If you’ve been following our Tweets ( you’ll know that we had a problem today with the pulley and the cable.  I was not at the lake-bed operations today (I was watching it on ustream along with many others) and I am not party to the after-mission meeting where this is all being discussed.  So, take what I’m writing here with a grain of salt.  I’ll try and differentiate between what I know and what I think I know.

I know that the cable broke.  Everyone has confirmed this – I have seen pictures of it (and am waiting to get them from Danny Leafblad of the KCSpace Pirates so I can put them on this blog).  I also know that the pulley that the cable was threaded through (the steel cable goes from the winch through the pulley and to the helicopter) broke.  I have seen pictures of this, too.

What appears to have happened (and remember, this is subject to update based on the after-mission analysis going on now) is that the pulley broke first.  It cause the cable to bend or catch on something.  This weakened the cable so that it broke.  No other links in the tether chain broke, and some were designed to break at forces well below the level necessary to break a ‘healthy’ cable.  Because these links did not break, I’m forced to conclude that when the pulley broke, it caused the cable to break.

Now, why did the pulley break?  Perhaps they know by now (and I certainly will update you when I do).  It’s inconceivable to me that both Ben Shelef (the organizer of these Games and the engineer who designed this system) and the NASA review team would have overlooked the issue of the pulley rating.  I’m guessing that somehow the cable was able to jump off of the pulley wheel and somehow lodge itself between the pulley wheel and its mounting bracket.  Either that or the pulley itself was defective.  Let me emphasize that this last paragraph is speculation on my part and when I know the answer, I’ll let you know.

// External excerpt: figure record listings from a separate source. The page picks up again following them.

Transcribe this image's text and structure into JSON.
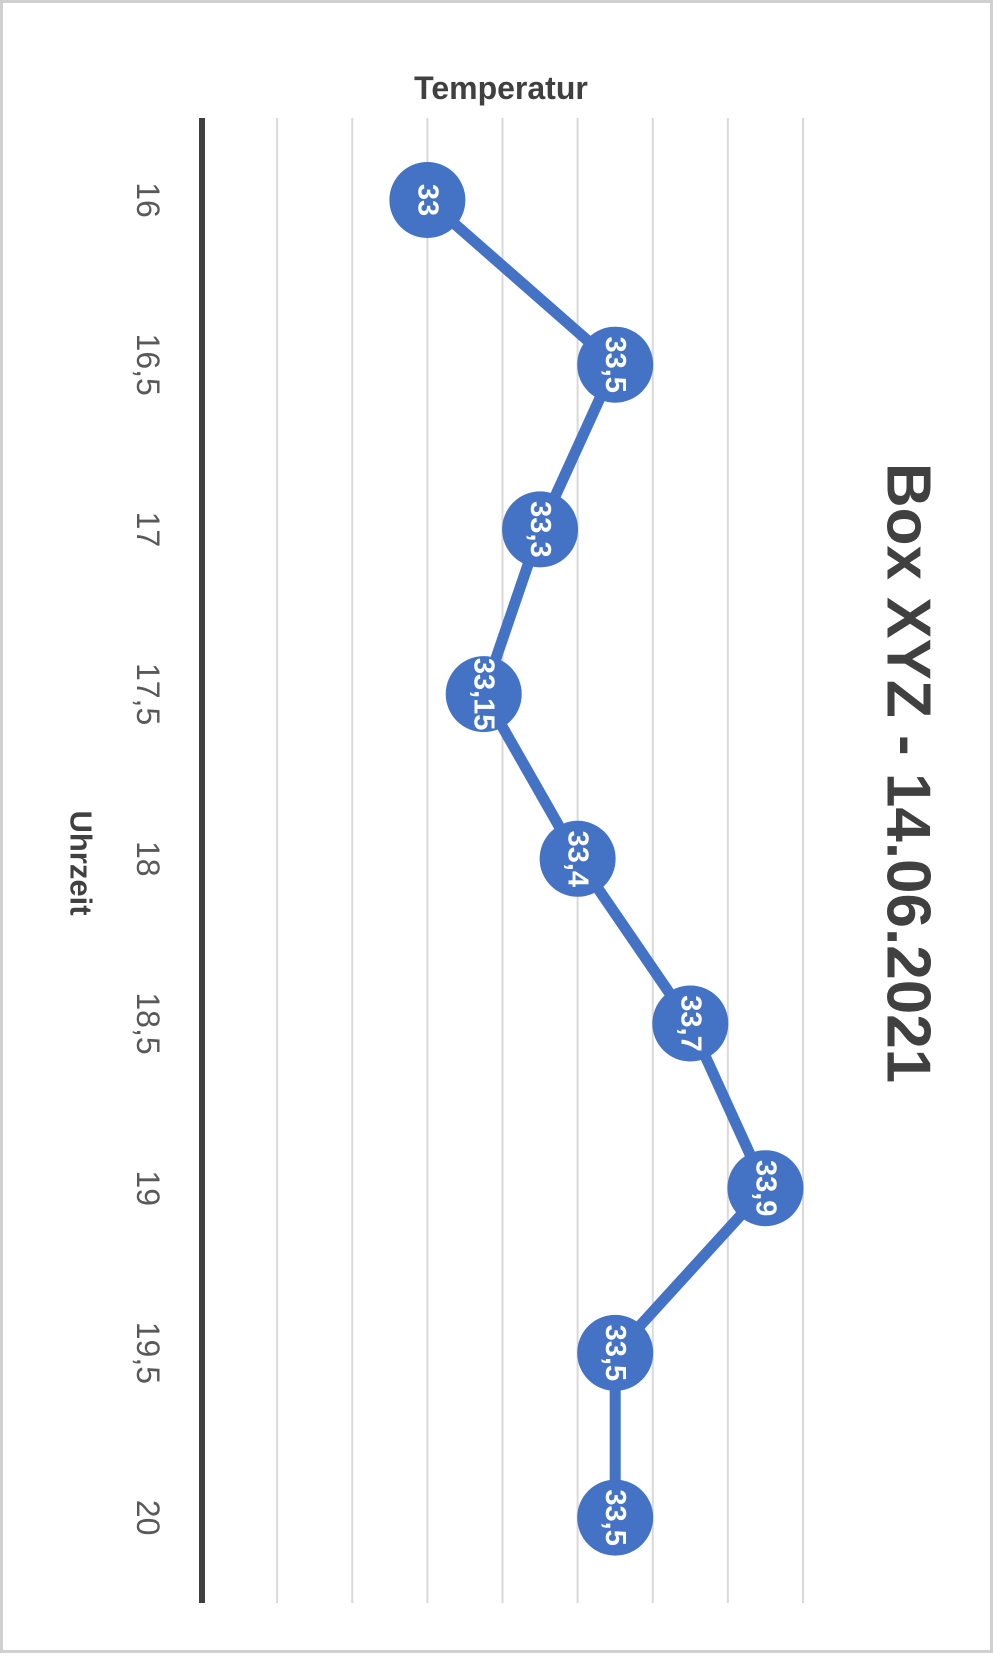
{
  "chart_data": {
    "type": "line",
    "title": "Box XYZ - 14.06.2021",
    "xlabel": "Uhrzeit",
    "ylabel": "Temperatur",
    "x": [
      "16",
      "16,5",
      "17",
      "17,5",
      "18",
      "18,5",
      "19",
      "19,5",
      "20"
    ],
    "series": [
      {
        "values": [
          33,
          33.5,
          33.3,
          33.15,
          33.4,
          33.7,
          33.9,
          33.5,
          33.5
        ],
        "data_labels": [
          "33",
          "33,5",
          "33,3",
          "33,15",
          "33,4",
          "33,7",
          "33,9",
          "33,5",
          "33,5"
        ]
      }
    ],
    "ylim": [
      32.4,
      34.0
    ],
    "grid": true,
    "rotation": "90deg clockwise",
    "colors": {
      "series": "#4472c4",
      "label_text": "#ffffff",
      "grid": "#d9d9d9",
      "axis": "#404040",
      "title": "#404040",
      "tick": "#595959"
    }
  }
}
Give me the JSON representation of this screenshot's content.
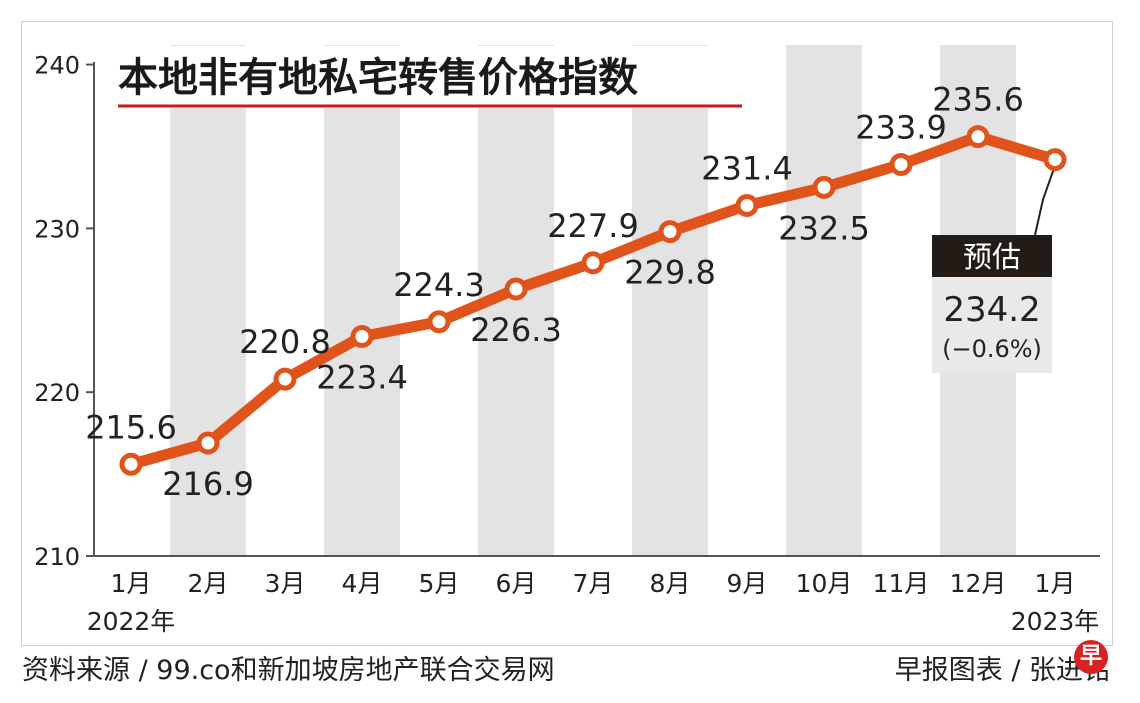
{
  "chart_data": {
    "type": "line",
    "title": "本地非有地私宅转售价格指数",
    "categories": [
      "1月",
      "2月",
      "3月",
      "4月",
      "5月",
      "6月",
      "7月",
      "8月",
      "9月",
      "10月",
      "11月",
      "12月",
      "1月"
    ],
    "year_labels": [
      "2022年",
      "2023年"
    ],
    "series": [
      {
        "values": [
          215.6,
          216.9,
          220.8,
          223.4,
          224.3,
          226.3,
          227.9,
          229.8,
          231.4,
          232.5,
          233.9,
          235.6,
          234.2
        ]
      }
    ],
    "data_labels": [
      "215.6",
      "216.9",
      "220.8",
      "223.4",
      "224.3",
      "226.3",
      "227.9",
      "229.8",
      "231.4",
      "232.5",
      "233.9",
      "235.6"
    ],
    "label_positions": [
      "above",
      "below",
      "above",
      "below",
      "above",
      "below",
      "above",
      "below",
      "above",
      "below",
      "above",
      "above"
    ],
    "ylim": [
      210,
      241.5
    ],
    "yticks": [
      "210",
      "220",
      "230",
      "240"
    ],
    "estimate": {
      "label": "预估",
      "value": "234.2",
      "change": "(−0.6%)"
    },
    "line_color": "#e0541c",
    "band_color": "#e3e3e3",
    "title_underline_color": "#c21a1a"
  },
  "footer": {
    "source": "资料来源 / 99.co和新加坡房地产联合交易网",
    "credit": "早报图表 / 张进铭",
    "logo": "早"
  }
}
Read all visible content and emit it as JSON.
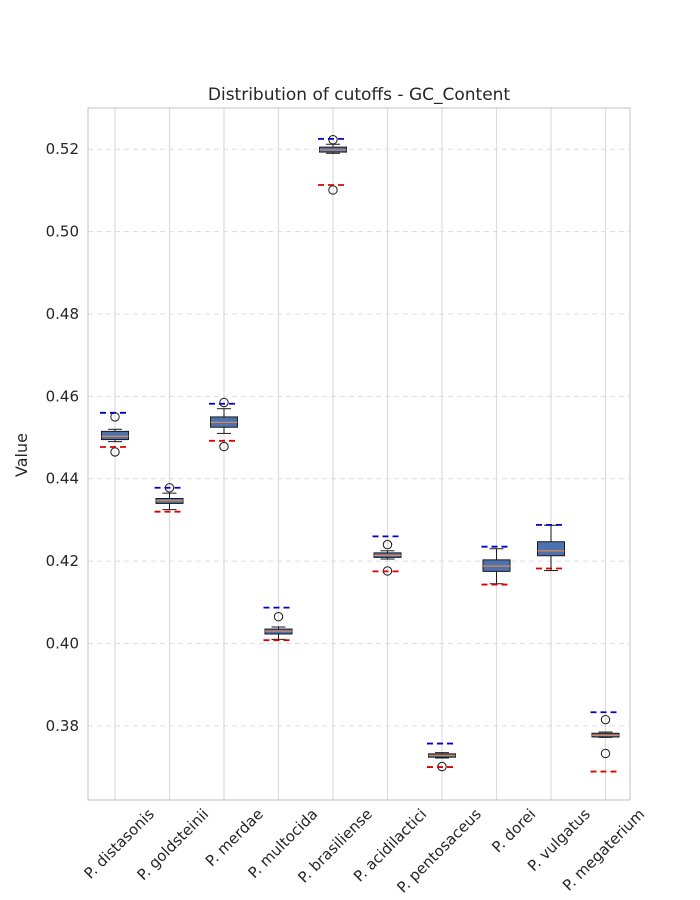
{
  "chart_data": {
    "type": "box",
    "title": "Distribution of cutoffs - GC_Content",
    "xlabel": "",
    "ylabel": "Value",
    "ylim": [
      0.362,
      0.53
    ],
    "yticks": [
      0.38,
      0.4,
      0.42,
      0.44,
      0.46,
      0.48,
      0.5,
      0.52
    ],
    "ytick_labels": [
      "0.38",
      "0.40",
      "0.42",
      "0.44",
      "0.46",
      "0.48",
      "0.50",
      "0.52"
    ],
    "grid": true,
    "categories": [
      "P. distasonis",
      "P. goldsteinii",
      "P. merdae",
      "P. multocida",
      "P. brasiliense",
      "P. acidilactici",
      "P. pentosaceus",
      "P. dorei",
      "P. vulgatus",
      "P. megaterium"
    ],
    "boxes": [
      {
        "whisker_low": 0.449,
        "q1": 0.4495,
        "median": 0.4503,
        "q3": 0.4515,
        "whisker_high": 0.452,
        "outliers": [
          0.455,
          0.4465
        ],
        "upper_line": 0.456,
        "lower_line": 0.4477
      },
      {
        "whisker_low": 0.4325,
        "q1": 0.434,
        "median": 0.4347,
        "q3": 0.4352,
        "whisker_high": 0.4365,
        "outliers": [
          0.4378
        ],
        "upper_line": 0.4378,
        "lower_line": 0.432
      },
      {
        "whisker_low": 0.451,
        "q1": 0.4525,
        "median": 0.4537,
        "q3": 0.455,
        "whisker_high": 0.457,
        "outliers": [
          0.4585,
          0.4478
        ],
        "upper_line": 0.4582,
        "lower_line": 0.4492
      },
      {
        "whisker_low": 0.401,
        "q1": 0.4023,
        "median": 0.403,
        "q3": 0.4035,
        "whisker_high": 0.404,
        "outliers": [
          0.4065
        ],
        "upper_line": 0.4087,
        "lower_line": 0.4008
      },
      {
        "whisker_low": 0.519,
        "q1": 0.5193,
        "median": 0.5198,
        "q3": 0.5205,
        "whisker_high": 0.5212,
        "outliers": [
          0.5223,
          0.5101
        ],
        "upper_line": 0.5225,
        "lower_line": 0.5113
      },
      {
        "whisker_low": 0.4205,
        "q1": 0.4209,
        "median": 0.4214,
        "q3": 0.422,
        "whisker_high": 0.4225,
        "outliers": [
          0.424,
          0.4176
        ],
        "upper_line": 0.426,
        "lower_line": 0.4175
      },
      {
        "whisker_low": 0.3722,
        "q1": 0.3724,
        "median": 0.3728,
        "q3": 0.3732,
        "whisker_high": 0.3735,
        "outliers": [
          0.3701
        ],
        "upper_line": 0.3757,
        "lower_line": 0.37
      },
      {
        "whisker_low": 0.4145,
        "q1": 0.4175,
        "median": 0.4188,
        "q3": 0.4203,
        "whisker_high": 0.423,
        "outliers": [],
        "upper_line": 0.4235,
        "lower_line": 0.4143
      },
      {
        "whisker_low": 0.4177,
        "q1": 0.4213,
        "median": 0.4225,
        "q3": 0.4247,
        "whisker_high": 0.4287,
        "outliers": [],
        "upper_line": 0.4288,
        "lower_line": 0.4182
      },
      {
        "whisker_low": 0.3772,
        "q1": 0.3773,
        "median": 0.3777,
        "q3": 0.3782,
        "whisker_high": 0.3785,
        "outliers": [
          0.3815,
          0.3733
        ],
        "upper_line": 0.3833,
        "lower_line": 0.3689
      }
    ],
    "colors": {
      "box_fill": "#4c72b0",
      "box_edge": "#1a1a1a",
      "median": "#dd8452",
      "upper_line": "#0000cc",
      "lower_line": "#dd0000",
      "grid": "#dcdcdc",
      "frame": "#cccccc"
    }
  }
}
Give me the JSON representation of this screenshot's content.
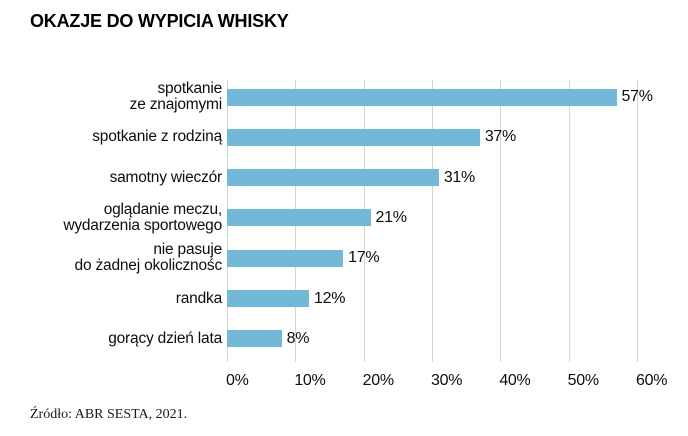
{
  "colors": {
    "bar": "#74b8d8",
    "gridline": "#d4d4d4",
    "text": "#0d0d0d"
  },
  "chart_data": {
    "type": "bar",
    "orientation": "horizontal",
    "title": "OKAZJE DO WYPICIA WHISKY",
    "categories": [
      "spotkanie\nze znajomymi",
      "spotkanie z rodziną",
      "samotny wieczór",
      "oglądanie meczu,\nwydarzenia sportowego",
      "nie pasuje\ndo żadnej okolicznośc",
      "randka",
      "gorący dzień lata"
    ],
    "values": [
      57,
      37,
      31,
      21,
      17,
      12,
      8
    ],
    "value_labels": [
      "57%",
      "37%",
      "31%",
      "21%",
      "17%",
      "12%",
      "8%"
    ],
    "x_ticks": [
      "0%",
      "10%",
      "20%",
      "30%",
      "40%",
      "50%",
      "60%"
    ],
    "x_tick_values": [
      0,
      10,
      20,
      30,
      40,
      50,
      60
    ],
    "xlim": [
      0,
      60
    ],
    "grid": true,
    "legend": false,
    "bar_color": "#74b8d8",
    "source_note": "Źródło: ABR SESTA, 2021."
  }
}
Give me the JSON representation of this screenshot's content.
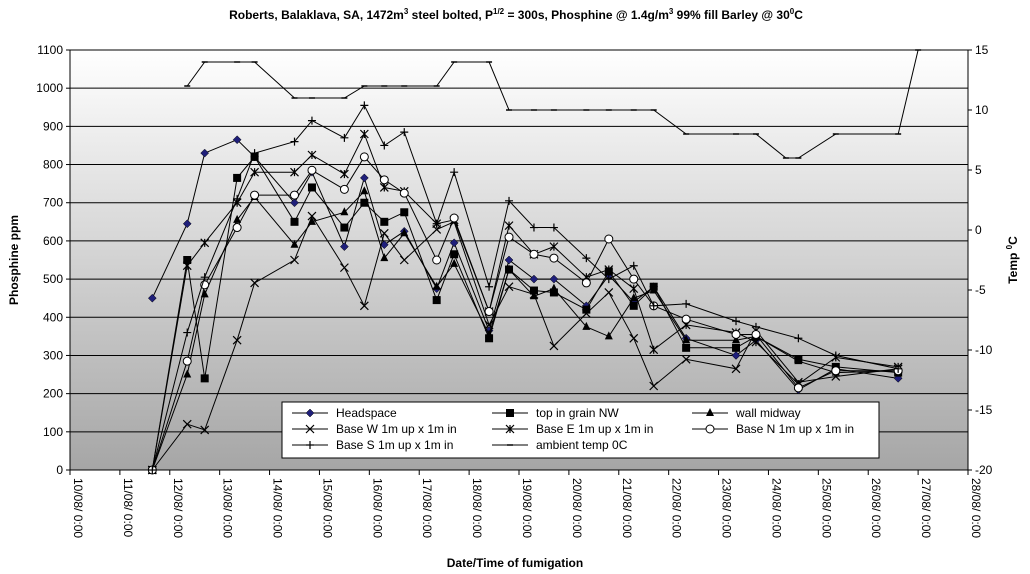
{
  "chart_data": {
    "type": "line",
    "title": {
      "main": "Roberts, Balaklava, SA, 1472m",
      "sup1": "3",
      "part2": " steel bolted, P",
      "sup2": "1/2",
      "part3": " = 300s, Phosphine @ 1.4g/m",
      "sup3": "3",
      "part4": "  99% fill Barley @ 30",
      "sup4": "0",
      "part5": "C"
    },
    "xlabel": "Date/Time of fumigation",
    "ylabel": "Phosphine ppm",
    "y2label": {
      "main": "Temp ",
      "sup": "0",
      "tail": "C"
    },
    "xlim": [
      10,
      28
    ],
    "ylim": [
      0,
      1100
    ],
    "y2lim": [
      -20,
      15
    ],
    "x_ticks": [
      {
        "v": 10,
        "label": "10/08/ 0:00"
      },
      {
        "v": 11,
        "label": "11/08/ 0:00"
      },
      {
        "v": 12,
        "label": "12/08/ 0:00"
      },
      {
        "v": 13,
        "label": "13/08/ 0:00"
      },
      {
        "v": 14,
        "label": "14/08/ 0:00"
      },
      {
        "v": 15,
        "label": "15/08/ 0:00"
      },
      {
        "v": 16,
        "label": "16/08/ 0:00"
      },
      {
        "v": 17,
        "label": "17/08/ 0:00"
      },
      {
        "v": 18,
        "label": "18/08/ 0:00"
      },
      {
        "v": 19,
        "label": "19/08/ 0:00"
      },
      {
        "v": 20,
        "label": "20/08/ 0:00"
      },
      {
        "v": 21,
        "label": "21/08/ 0:00"
      },
      {
        "v": 22,
        "label": "22/08/ 0:00"
      },
      {
        "v": 23,
        "label": "23/08/ 0:00"
      },
      {
        "v": 24,
        "label": "24/08/ 0:00"
      },
      {
        "v": 25,
        "label": "25/08/ 0:00"
      },
      {
        "v": 26,
        "label": "26/08/ 0:00"
      },
      {
        "v": 27,
        "label": "27/08/ 0:00"
      },
      {
        "v": 28,
        "label": "28/08/ 0:00"
      }
    ],
    "y_ticks": [
      0,
      100,
      200,
      300,
      400,
      500,
      600,
      700,
      800,
      900,
      1000,
      1100
    ],
    "y2_ticks": [
      -20,
      -15,
      -10,
      -5,
      0,
      5,
      10,
      15
    ],
    "grid": "horizontal",
    "legend_position": "bottom-center",
    "colors": {
      "plot_top": "#ffffff",
      "plot_bottom": "#a6a6a6",
      "line": "#000000",
      "headspace_marker": "#1f1f7a"
    },
    "x_times": [
      11.65,
      12.35,
      12.7,
      13.35,
      13.7,
      14.5,
      14.85,
      15.5,
      15.9,
      16.3,
      16.7,
      17.35,
      17.7,
      18.4,
      18.8,
      19.3,
      19.7,
      20.35,
      20.8,
      21.3,
      21.7,
      22.35,
      23.35,
      23.75,
      24.6,
      25.35,
      26.6
    ],
    "series": [
      {
        "name": "Headspace",
        "marker": "diamond",
        "axis": "left",
        "values": [
          450,
          645,
          830,
          865,
          820,
          700,
          780,
          585,
          765,
          590,
          625,
          475,
          595,
          365,
          550,
          500,
          500,
          430,
          510,
          440,
          480,
          345,
          300,
          340,
          210,
          265,
          240
        ]
      },
      {
        "name": "top in grain NW",
        "marker": "square",
        "axis": "left",
        "values": [
          0,
          550,
          240,
          765,
          820,
          650,
          740,
          635,
          700,
          650,
          675,
          445,
          565,
          345,
          525,
          470,
          465,
          420,
          520,
          430,
          480,
          320,
          320,
          350,
          290,
          270,
          255
        ]
      },
      {
        "name": "wall midway",
        "marker": "triangle",
        "axis": "left",
        "values": [
          0,
          250,
          460,
          655,
          715,
          590,
          650,
          675,
          730,
          555,
          620,
          480,
          540,
          355,
          525,
          455,
          475,
          375,
          350,
          450,
          470,
          340,
          340,
          350,
          285,
          255,
          260
        ]
      },
      {
        "name": "Base W 1m up x 1m in",
        "marker": "x",
        "axis": "left",
        "values": [
          0,
          120,
          105,
          340,
          490,
          550,
          665,
          530,
          430,
          620,
          550,
          630,
          650,
          380,
          480,
          460,
          325,
          410,
          465,
          345,
          220,
          290,
          265,
          365,
          230,
          245,
          265
        ]
      },
      {
        "name": "Base E 1m up x 1m in",
        "marker": "asterisk",
        "axis": "left",
        "values": [
          0,
          535,
          595,
          700,
          780,
          780,
          825,
          775,
          880,
          740,
          730,
          645,
          655,
          415,
          640,
          565,
          585,
          505,
          525,
          475,
          315,
          380,
          360,
          335,
          225,
          295,
          270
        ]
      },
      {
        "name": "Base N 1m up x 1m in",
        "marker": "circle",
        "axis": "left",
        "values": [
          0,
          285,
          485,
          635,
          720,
          720,
          785,
          735,
          820,
          760,
          725,
          550,
          660,
          415,
          610,
          565,
          555,
          490,
          605,
          500,
          430,
          395,
          355,
          355,
          215,
          260,
          260
        ]
      },
      {
        "name": "Base S 1m up x 1m in",
        "marker": "plus",
        "axis": "left",
        "values": [
          0,
          360,
          505,
          710,
          830,
          860,
          915,
          870,
          955,
          850,
          885,
          645,
          780,
          480,
          705,
          635,
          635,
          555,
          500,
          535,
          430,
          435,
          390,
          375,
          345,
          300,
          265
        ]
      },
      {
        "name": "ambient temp 0C",
        "marker": "dash",
        "axis": "right",
        "x": [
          12.35,
          12.7,
          13.35,
          13.7,
          14.5,
          14.85,
          15.5,
          15.9,
          16.3,
          16.7,
          17.35,
          17.7,
          18.4,
          18.8,
          19.3,
          19.7,
          20.35,
          20.8,
          21.3,
          21.7,
          22.35,
          23.35,
          23.75,
          24.35,
          24.6,
          25.35,
          26.6,
          27.0
        ],
        "values": [
          12,
          14,
          14,
          14,
          11,
          11,
          11,
          12,
          12,
          12,
          12,
          14,
          14,
          10,
          10,
          10,
          10,
          10,
          10,
          10,
          8,
          8,
          8,
          6,
          6,
          8,
          8,
          15
        ]
      }
    ]
  }
}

I’ve also heard (second-hand) that there is no chance of the helicopter flying tomorrow because of some scheduling conflict, so further testing of this sort may need to be put off until just before the Games.  Again, I’m not sure, but will let you know.

On the bright side, overall the system seemed to perform very well; the helicopter and winch we’re able to work together to reel-out and reel-in the cable satisfactorily.  The winch operator, tether handler and helicopter personnel all were able to practice working together under real (not simulated) conditions.  The NASA TV team was able to get some practice in filming helicopter and winch activities and, if you tuned into their Ustream live broadcast, you were able to see it.  The target at the top of the tether functioned properly.  I am unaware at this time of any other significant problems that happened during the operation.

Also on the bright side, the TRUMPF people say that there laser is all set up and operating at full-capacity with no issues.  This means that both the Kansas City Space Pirates and LaserMotive should be able to laser-qualify their climbers (checking for reflections, etc.) tomorrow.

So, that’s the status.  I’ll update you as soon as I have more/better information.